The method according to claim 1,
Wherein the circular decompression unit corrects the irregular transformation dictionary when there is an irregular transformation dictionary, and converts the corrected irregular transformation dictionary to a syllable unit morpheme analyzer using bidirectional LSTM CRFs.

(A) separating an input sentence into syllable units in a syllable separating unit,
(B) a step of performing syllable part-of-speech tagging using bi-LSTM-CRFs through a vector for a syllable in the classifying part based on syllables separated by the syllable separating part, ,
(C) removing errors from the result of determining the part-of-speech tag in units of the syllable by processing a non-causal transformation in the learning corpus through the pre-analysis dictionary in the error elimination;
(D) removing the error and converting the result of attaching the part-of-speech tag to the syllable tag in a syllable unit by performing a circular restoration in the circular restoration unit. Morphological analysis method.

6. The method according to claim 5, wherein step (A) performed in the syllable separating unit
A method for analyzing syllable unit morphemes using speech segment features and bidirectional LSTM CRFs using syllable unit qualities and word unit qualities for CRF learning.

The method according to claim 6,
Wherein the word unit qualities include extracting unique phrases from the entire corpus,
Assigning an ID to each extracted word;
And expressing the assigned ID as a quality and using the allocated ID. The method of analyzing syllable unit morpheme using bidirectional LSTM CRFs.

6. The method of claim 5, wherein step (B) performed in the classifier
A word-embedding algorithm word2vec is used to generate a vector for the syllable, and an embedding vector of a 64-dimensional syllable unit is learned and used as an input vector. Unit morphological analysis method.

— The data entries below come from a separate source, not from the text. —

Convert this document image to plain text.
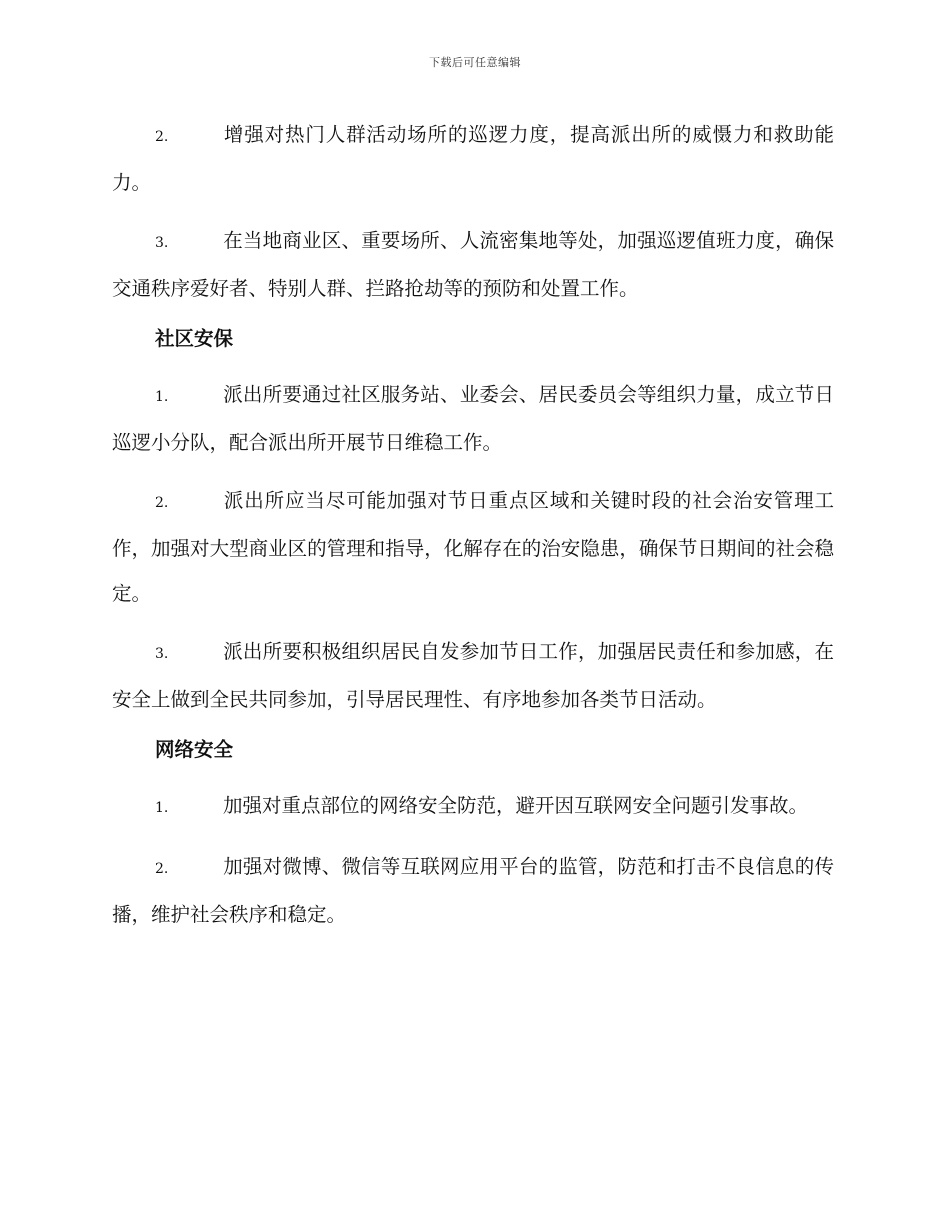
下载后可任意编辑

2.	增强对热门人群活动场所的巡逻力度，提高派出所的威慑力和救助能力。

3.	在当地商业区、重要场所、人流密集地等处，加强巡逻值班力度，确保交通秩序爱好者、特别人群、拦路抢劫等的预防和处置工作。

社区安保

1.	派出所要通过社区服务站、业委会、居民委员会等组织力量，成立节日巡逻小分队，配合派出所开展节日维稳工作。

2.	派出所应当尽可能加强对节日重点区域和关键时段的社会治安管理工作，加强对大型商业区的管理和指导，化解存在的治安隐患，确保节日期间的社会稳定。

3.	派出所要积极组织居民自发参加节日工作，加强居民责任和参加感，在安全上做到全民共同参加，引导居民理性、有序地参加各类节日活动。

网络安全

1.	加强对重点部位的网络安全防范，避开因互联网安全问题引发事故。

2.	加强对微博、微信等互联网应用平台的监管，防范和打击不良信息的传播，维护社会秩序和稳定。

6. The method as claimed in claim 5, wherein the step (C)
A Method of Analysis of Syllable Unit Morphology Using Part - of - Speech Distribution and Bi - directional LSTM CRFs.

10. The method of claim 9,
Wherein said noun dictionary is constructed of nouns that are not subject to ambiguity analysis, and a method for analyzing syllable unit morphology using bi-directional LSTM CRFs.

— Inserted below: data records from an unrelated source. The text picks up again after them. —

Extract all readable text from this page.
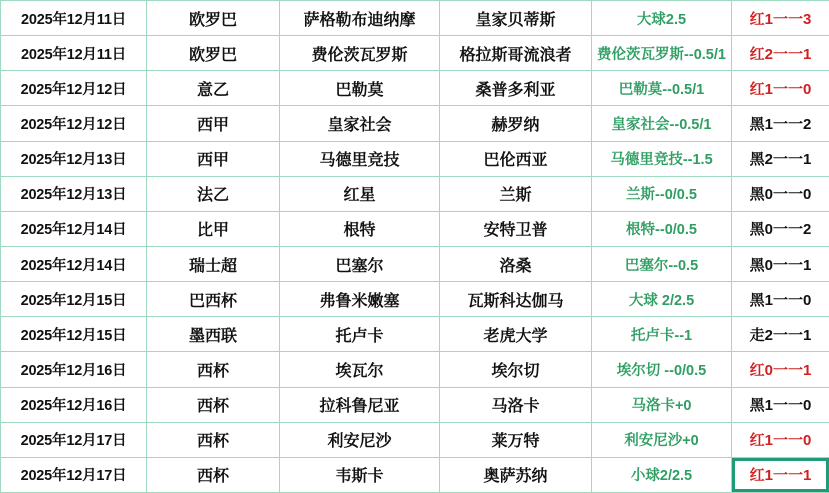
2025年12月11日	欧罗巴	萨格勒布迪纳摩	皇家贝蒂斯	大球2.5	红1一一3
2025年12月11日	欧罗巴	费伦茨瓦罗斯	格拉斯哥流浪者	费伦茨瓦罗斯--0.5/1	红2一一1
2025年12月12日	意乙	巴勒莫	桑普多利亚	巴勒莫--0.5/1	红1一一0
2025年12月12日	西甲	皇家社会	赫罗纳	皇家社会--0.5/1	黑1一一2
2025年12月13日	西甲	马德里竞技	巴伦西亚	马德里竞技--1.5	黑2一一1
2025年12月13日	法乙	红星	兰斯	兰斯--0/0.5	黑0一一0
2025年12月14日	比甲	根特	安特卫普	根特--0/0.5	黑0一一2
2025年12月14日	瑞士超	巴塞尔	洛桑	巴塞尔--0.5	黑0一一1
2025年12月15日	巴西杯	弗鲁米嫩塞	瓦斯科达伽马	大球 2/2.5	黑1一一0
2025年12月15日	墨西联	托卢卡	老虎大学	托卢卡--1	走2一一1
2025年12月16日	西杯	埃瓦尔	埃尔切	埃尔切 --0/0.5	红0一一1
2025年12月16日	西杯	拉科鲁尼亚	马洛卡	马洛卡+0	黑1一一0
2025年12月17日	西杯	利安尼沙	莱万特	利安尼沙+0	红1一一0
2025年12月17日	西杯	韦斯卡	奥萨苏纳	小球2/2.5	红1一一1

10. The method of claim 9,
The method of claim 1, wherein the dictionary includes a dictionary of dictionary 1 that does not consider context information and a dictionary of dictionary 2 that resolves the ambiguity by taking context information into account. The method of analyzing syllable unit morphology using two-way LSTM CRFs.

6. The method of claim 5,
Wherein the step (D) performed by the circular decompression unit is performed using an irregular transformation dictionary when irregular transformation is required at the time of round restoration, and a method for analyzing a syllable unit morpheme using bidirectional LSTM CRFs.

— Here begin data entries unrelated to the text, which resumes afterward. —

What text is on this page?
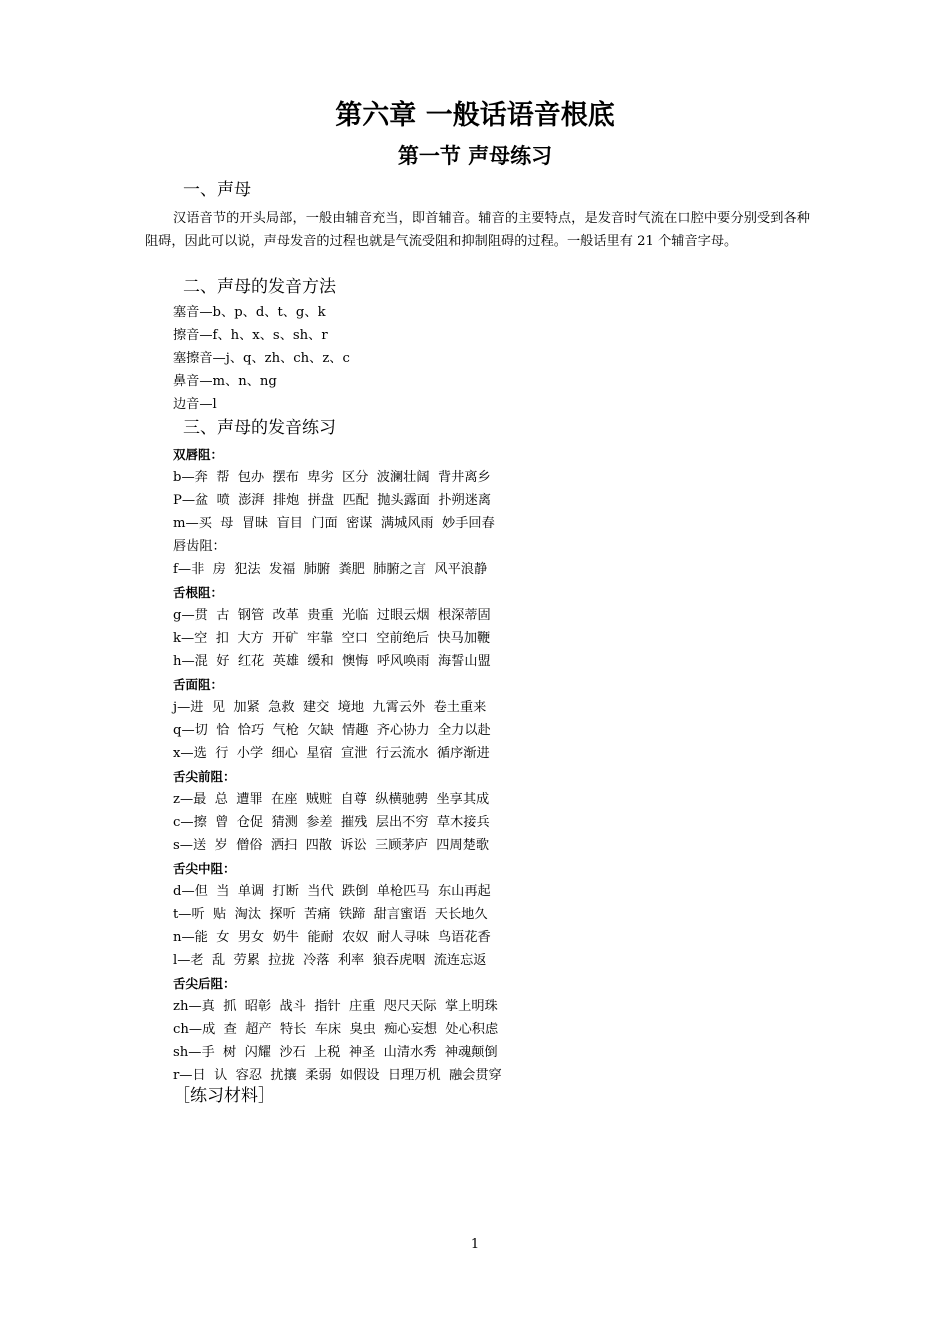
第六章 一般话语音根底
第一节 声母练习
一、声母
汉语音节的开头局部，一般由辅音充当，即首辅音。辅音的主要特点，是发音时气流在口腔中要分别受到各种阻碍，因此可以说，声母发音的过程也就是气流受阻和抑制阻碍的过程。一般话里有 21 个辅音字母。
二、声母的发音方法
塞音—b、p、d、t、g、k
擦音—f、h、x、s、sh、r
塞擦音—j、q、zh、ch、z、c
鼻音—m、n、ng
边音—l
三、声母的发音练习
双唇阻：
b—奔  帮  包办  摆布  卑劣  区分  波澜壮阔  背井离乡
P—盆  喷  澎湃  排炮  拼盘  匹配  抛头露面  扑朔迷离
m—买  母  冒昧  盲目  门面  密谋  满城风雨  妙手回春
唇齿阻：
f—非  房  犯法  发福  肺腑  粪肥  肺腑之言  风平浪静
舌根阻：
g—贯  古  钢管  改革  贵重  光临  过眼云烟  根深蒂固
k—空  扣  大方  开矿  牢靠  空口  空前绝后  快马加鞭
h—混  好  红花  英雄  缓和  懊悔  呼风唤雨  海誓山盟
舌面阻：
j—进  见  加紧  急救  建交  境地  九霄云外  卷土重来
q—切  恰  恰巧  气枪  欠缺  情趣  齐心协力  全力以赴
x—选  行  小学  细心  星宿  宣泄  行云流水  循序渐进
舌尖前阻：
z—最  总  遭罪  在座  贼赃  自尊  纵横驰骋  坐享其成
c—擦  曾  仓促  猜测  参差  摧残  层出不穷  草木接兵
s—送  岁  僧俗  洒扫  四散  诉讼  三顾茅庐  四周楚歌
舌尖中阻：
d—但  当  单调  打断  当代  跌倒  单枪匹马  东山再起
t—听  贴  淘汰  探听  苦痛  铁蹄  甜言蜜语  天长地久
n—能  女  男女  奶牛  能耐  农奴  耐人寻味  鸟语花香
l—老  乱  劳累  拉拢  冷落  利率  狼吞虎咽  流连忘返
舌尖后阻：
zh—真  抓  昭彰  战斗  指针  庄重  咫尺天际  掌上明珠
ch—成  查  超产  特长  车床  臭虫  痴心妄想  处心积虑
sh—手  树  闪耀  沙石  上税  神圣  山清水秀  神魂颠倒
r—日  认  容忍  扰攘  柔弱  如假设  日理万机  融会贯穿
［练习材料］
1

6. The method of claim 5, wherein step (D) performed in the circular reconstruction unit
Selecting a result having the highest frequency when there is the same transformation in the irregular transformation dictionary in the irregular transformation,
And finally combining the morphemes having the same part-of-speech tag after completing the irregular transformation, and completing the morphological part-of-speech tagging, and analyzing the syllable unit morpheme using bi-directional LSTM CRFs.